Albion’s Seed: The Backcountry Folkway Part 1

The men were tall and lean, with hard weather-beaten faces…even in their poverty they carried themselves with a fierce stubborn pride that warned others to treat them with respect.

In the 18th century, over a million men of this sort came to the Colonies from Ulster and the Anglo-Scottish borderlands. Few came as ‘indentured servants’ (slaves), despite the fact that almost all of them were poor and left their home primarily to escape poverty. Unlike immigrants from the south of England, the Borderlanders still retained the old Nordic spirit of natural freedom. Life in the northern borderlands—the wildest and least civilized part of Britain—had made them unruly, proud and unsuitable for servitude in the new world.

Their English neighbors back home in Britain reported the much same, Their pride was a source of irritation to their English neighbors, who could not understand what they had to feel proud about. It was said of one Scots-Irishman that ‘his looks spoke out that he would not fear the devil, should he meet him face to face’…

This audacity carried over into their religious life. The Scots-Irish believed in free grace; the Calvinist idea that one didn’t need to be ‘well behaved’ or accomplish ‘good works’ in order to receive God’s salvation.
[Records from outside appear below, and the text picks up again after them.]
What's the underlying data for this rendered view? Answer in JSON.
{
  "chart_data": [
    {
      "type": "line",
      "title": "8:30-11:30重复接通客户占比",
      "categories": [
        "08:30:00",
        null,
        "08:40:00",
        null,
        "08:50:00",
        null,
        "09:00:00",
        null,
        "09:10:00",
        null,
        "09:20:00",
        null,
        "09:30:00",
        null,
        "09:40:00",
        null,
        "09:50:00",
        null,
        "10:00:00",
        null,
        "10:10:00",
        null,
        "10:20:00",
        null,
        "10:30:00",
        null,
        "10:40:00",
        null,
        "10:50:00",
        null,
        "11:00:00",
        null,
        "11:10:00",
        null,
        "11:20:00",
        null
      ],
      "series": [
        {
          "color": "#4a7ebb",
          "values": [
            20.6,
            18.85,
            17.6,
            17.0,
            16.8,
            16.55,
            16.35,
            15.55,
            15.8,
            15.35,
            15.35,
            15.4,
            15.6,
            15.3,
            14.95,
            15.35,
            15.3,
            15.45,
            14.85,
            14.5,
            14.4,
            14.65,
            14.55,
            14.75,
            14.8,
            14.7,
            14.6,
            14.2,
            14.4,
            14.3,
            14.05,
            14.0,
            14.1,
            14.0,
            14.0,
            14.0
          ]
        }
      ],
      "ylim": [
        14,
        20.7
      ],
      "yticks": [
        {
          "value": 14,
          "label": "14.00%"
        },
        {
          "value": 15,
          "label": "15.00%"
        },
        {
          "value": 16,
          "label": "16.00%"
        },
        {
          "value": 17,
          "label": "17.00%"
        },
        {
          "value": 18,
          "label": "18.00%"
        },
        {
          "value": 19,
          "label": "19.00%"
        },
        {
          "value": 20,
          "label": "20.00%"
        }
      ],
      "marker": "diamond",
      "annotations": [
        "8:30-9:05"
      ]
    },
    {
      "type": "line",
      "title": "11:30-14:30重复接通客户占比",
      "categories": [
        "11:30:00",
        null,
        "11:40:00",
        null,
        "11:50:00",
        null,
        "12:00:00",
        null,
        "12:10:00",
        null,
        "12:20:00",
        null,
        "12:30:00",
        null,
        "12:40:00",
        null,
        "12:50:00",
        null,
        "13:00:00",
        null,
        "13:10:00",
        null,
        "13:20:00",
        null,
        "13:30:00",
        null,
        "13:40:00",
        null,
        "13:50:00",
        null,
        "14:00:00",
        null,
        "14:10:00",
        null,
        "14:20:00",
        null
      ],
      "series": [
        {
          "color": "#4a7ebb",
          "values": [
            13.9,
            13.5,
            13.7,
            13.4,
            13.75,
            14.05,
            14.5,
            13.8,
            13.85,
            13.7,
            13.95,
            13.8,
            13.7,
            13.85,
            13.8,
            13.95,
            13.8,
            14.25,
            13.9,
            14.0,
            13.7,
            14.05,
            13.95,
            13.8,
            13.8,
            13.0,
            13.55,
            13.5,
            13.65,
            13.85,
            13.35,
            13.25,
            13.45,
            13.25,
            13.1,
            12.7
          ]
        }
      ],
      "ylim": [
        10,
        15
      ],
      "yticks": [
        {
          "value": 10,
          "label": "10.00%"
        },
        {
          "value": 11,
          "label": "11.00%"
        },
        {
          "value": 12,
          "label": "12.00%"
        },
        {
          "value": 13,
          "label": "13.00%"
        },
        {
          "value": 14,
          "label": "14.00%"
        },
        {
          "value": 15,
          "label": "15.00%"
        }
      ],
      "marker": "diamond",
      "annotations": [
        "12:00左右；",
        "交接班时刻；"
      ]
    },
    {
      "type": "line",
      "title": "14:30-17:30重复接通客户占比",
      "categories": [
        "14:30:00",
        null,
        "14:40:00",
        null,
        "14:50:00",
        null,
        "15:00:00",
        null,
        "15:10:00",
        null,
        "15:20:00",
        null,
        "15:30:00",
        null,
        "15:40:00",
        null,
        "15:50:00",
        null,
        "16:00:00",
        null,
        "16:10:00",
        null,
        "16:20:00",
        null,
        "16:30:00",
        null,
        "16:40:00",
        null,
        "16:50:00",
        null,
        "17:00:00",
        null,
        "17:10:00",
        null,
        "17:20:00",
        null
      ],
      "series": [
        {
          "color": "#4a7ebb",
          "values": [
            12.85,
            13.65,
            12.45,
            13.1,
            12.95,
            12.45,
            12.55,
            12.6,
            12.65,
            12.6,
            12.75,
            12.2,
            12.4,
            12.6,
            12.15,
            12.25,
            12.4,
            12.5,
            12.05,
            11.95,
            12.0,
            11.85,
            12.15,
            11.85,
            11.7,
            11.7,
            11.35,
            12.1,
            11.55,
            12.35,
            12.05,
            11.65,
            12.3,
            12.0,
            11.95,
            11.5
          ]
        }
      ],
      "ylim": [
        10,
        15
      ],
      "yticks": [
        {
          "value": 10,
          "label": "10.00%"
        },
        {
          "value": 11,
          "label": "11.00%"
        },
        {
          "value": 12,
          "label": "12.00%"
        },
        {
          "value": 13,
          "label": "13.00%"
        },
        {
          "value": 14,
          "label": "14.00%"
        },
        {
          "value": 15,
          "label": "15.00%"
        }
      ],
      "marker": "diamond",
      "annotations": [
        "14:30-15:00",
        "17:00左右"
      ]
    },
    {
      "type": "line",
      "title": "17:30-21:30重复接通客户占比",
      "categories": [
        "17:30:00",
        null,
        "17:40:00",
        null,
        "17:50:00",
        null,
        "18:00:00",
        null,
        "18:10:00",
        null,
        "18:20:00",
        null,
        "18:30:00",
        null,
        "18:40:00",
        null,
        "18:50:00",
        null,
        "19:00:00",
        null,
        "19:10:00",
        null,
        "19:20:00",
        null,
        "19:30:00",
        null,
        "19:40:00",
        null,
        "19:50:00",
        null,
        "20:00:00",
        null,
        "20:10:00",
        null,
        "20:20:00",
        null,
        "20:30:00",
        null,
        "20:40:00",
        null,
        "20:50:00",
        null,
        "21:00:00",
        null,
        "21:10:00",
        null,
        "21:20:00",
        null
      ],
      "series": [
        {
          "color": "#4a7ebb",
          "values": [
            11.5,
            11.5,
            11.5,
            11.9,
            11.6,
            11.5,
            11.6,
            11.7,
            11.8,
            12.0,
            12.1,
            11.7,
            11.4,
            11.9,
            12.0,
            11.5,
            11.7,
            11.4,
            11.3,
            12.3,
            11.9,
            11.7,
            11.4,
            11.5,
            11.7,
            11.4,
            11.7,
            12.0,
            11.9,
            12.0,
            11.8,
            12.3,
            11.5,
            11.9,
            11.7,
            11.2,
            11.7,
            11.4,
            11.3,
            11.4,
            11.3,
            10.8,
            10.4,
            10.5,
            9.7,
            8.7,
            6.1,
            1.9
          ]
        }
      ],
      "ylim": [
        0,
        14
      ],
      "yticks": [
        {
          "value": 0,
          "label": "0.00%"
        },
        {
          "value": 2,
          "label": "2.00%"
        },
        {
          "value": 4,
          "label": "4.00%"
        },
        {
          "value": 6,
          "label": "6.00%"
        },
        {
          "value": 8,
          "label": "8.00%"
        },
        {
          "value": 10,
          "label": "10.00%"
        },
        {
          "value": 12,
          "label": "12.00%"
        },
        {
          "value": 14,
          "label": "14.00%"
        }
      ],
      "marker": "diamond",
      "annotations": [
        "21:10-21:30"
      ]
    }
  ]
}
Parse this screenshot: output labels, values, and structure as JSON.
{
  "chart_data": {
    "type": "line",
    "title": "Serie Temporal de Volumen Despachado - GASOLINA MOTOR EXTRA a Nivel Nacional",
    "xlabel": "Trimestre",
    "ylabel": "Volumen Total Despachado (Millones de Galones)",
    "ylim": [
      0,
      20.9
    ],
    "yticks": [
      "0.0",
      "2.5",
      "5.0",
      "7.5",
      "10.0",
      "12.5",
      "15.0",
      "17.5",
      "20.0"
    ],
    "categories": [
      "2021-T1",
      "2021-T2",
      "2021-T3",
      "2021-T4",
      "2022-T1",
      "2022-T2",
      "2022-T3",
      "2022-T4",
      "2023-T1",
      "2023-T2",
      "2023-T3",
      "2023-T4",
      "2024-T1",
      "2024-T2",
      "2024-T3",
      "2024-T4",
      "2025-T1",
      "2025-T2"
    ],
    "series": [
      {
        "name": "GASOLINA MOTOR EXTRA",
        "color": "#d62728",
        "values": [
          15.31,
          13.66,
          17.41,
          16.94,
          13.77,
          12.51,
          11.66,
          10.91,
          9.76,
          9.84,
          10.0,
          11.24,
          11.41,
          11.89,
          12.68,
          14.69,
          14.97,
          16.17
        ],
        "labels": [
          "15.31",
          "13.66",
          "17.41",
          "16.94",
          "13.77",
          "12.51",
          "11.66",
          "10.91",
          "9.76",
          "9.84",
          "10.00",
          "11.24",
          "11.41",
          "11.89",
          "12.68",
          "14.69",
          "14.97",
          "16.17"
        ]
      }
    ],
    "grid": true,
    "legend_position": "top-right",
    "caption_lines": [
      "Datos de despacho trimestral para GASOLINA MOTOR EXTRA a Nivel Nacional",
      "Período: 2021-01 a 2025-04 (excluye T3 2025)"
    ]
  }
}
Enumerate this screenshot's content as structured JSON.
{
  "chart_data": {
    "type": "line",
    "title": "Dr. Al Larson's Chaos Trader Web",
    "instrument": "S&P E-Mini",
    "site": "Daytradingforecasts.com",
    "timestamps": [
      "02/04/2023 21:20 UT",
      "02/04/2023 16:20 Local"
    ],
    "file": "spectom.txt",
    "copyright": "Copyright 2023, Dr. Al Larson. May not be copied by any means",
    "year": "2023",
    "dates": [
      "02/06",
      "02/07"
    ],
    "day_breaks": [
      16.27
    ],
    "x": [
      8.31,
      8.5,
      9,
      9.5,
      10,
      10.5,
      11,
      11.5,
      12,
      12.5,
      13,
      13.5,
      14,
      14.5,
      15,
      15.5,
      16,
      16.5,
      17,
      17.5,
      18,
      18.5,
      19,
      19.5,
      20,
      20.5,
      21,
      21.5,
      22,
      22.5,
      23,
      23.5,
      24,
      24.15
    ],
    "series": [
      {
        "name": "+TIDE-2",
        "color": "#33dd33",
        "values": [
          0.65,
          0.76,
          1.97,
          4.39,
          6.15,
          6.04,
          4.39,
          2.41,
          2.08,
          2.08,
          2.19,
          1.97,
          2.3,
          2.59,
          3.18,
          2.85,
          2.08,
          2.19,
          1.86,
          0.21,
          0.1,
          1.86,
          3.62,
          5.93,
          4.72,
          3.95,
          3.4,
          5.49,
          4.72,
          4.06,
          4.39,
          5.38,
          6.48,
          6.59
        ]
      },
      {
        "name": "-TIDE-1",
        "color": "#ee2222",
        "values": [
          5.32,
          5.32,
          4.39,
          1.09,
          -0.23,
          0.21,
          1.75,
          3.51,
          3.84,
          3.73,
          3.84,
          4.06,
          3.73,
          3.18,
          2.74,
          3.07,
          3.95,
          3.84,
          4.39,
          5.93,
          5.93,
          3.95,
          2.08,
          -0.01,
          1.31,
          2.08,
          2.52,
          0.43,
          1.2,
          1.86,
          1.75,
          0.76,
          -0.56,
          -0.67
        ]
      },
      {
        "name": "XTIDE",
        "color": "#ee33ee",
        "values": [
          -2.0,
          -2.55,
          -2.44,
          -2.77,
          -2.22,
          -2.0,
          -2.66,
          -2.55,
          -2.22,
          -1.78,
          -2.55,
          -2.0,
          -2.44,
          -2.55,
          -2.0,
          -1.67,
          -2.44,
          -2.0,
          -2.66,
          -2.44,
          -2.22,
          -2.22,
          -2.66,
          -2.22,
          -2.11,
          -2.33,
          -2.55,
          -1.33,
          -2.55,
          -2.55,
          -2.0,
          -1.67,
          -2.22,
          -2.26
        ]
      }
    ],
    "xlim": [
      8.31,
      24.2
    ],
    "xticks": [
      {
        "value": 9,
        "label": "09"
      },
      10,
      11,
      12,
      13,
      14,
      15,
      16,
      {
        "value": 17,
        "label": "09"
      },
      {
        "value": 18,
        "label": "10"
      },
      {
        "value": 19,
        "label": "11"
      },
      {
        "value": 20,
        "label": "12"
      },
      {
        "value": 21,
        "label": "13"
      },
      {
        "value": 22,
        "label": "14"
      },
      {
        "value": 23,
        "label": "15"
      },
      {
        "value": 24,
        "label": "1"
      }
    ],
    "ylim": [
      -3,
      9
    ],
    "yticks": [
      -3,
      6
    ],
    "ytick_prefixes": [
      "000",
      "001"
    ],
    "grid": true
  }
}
A pray that epitomizes the attitude of this folk was ‘Lord, grant that I may always be right, for thou knowest I am hard to turn’. They scorned establishment clergy, often violently so. ‘Church’ services were held outside in what they called ‘field meetings’, in the tradition of their Nordic ancestors. The tone of their spiritual life was aggressive, independent and war-like.

They were called Borderlanders or backcountry folk in the 18th century, but we know them today in America as the Scotch-Irish. However, Scotch-Irish is confusing, as they were neither Irish nor Scottish as we understand those terms in America. They came not from the Scottish Highlands or from the deep interior of Erie. They hailed from the borderlands between Scotland and England. In fact, many of those who were called Scots-Irish were simply northern English. If they were ‘Irish’ at all, it was only because they had recently settled there from their previous home in northern Britain.

Scholars of American ethnography often claim these people are the source of the American South’s supposed ‘Celtic identity’. This is not true. The Borderlanders were not Celtic, but rather maintained their own (ancient) kind of Germanic culture.

By the 18th century, the culture of this region bore little resemblance to the customs of the ancient Celts. The dominant language was English [and previously Scots, another German tongue]—unlike the Gaelic-speaking Irish Catholics peasants, Scottish highlanders, welsh cottagers, and Cornish miners. The borderers have comparatively little contact (much of it hostile) with these Celtic people. In the 17th and 18th centuries it was observed that “the Ulster settlers mingled freely with the English puritans and Huguenots,” but married very rarely with the Gaelic-speaking people of Ireland and Scotland.

In fact, almost all the British folk who came to America in the colonial period—the ones who gave ‘America’ its original character—were Germanic. America is, in a very deep sense, a Germanic nation at heart.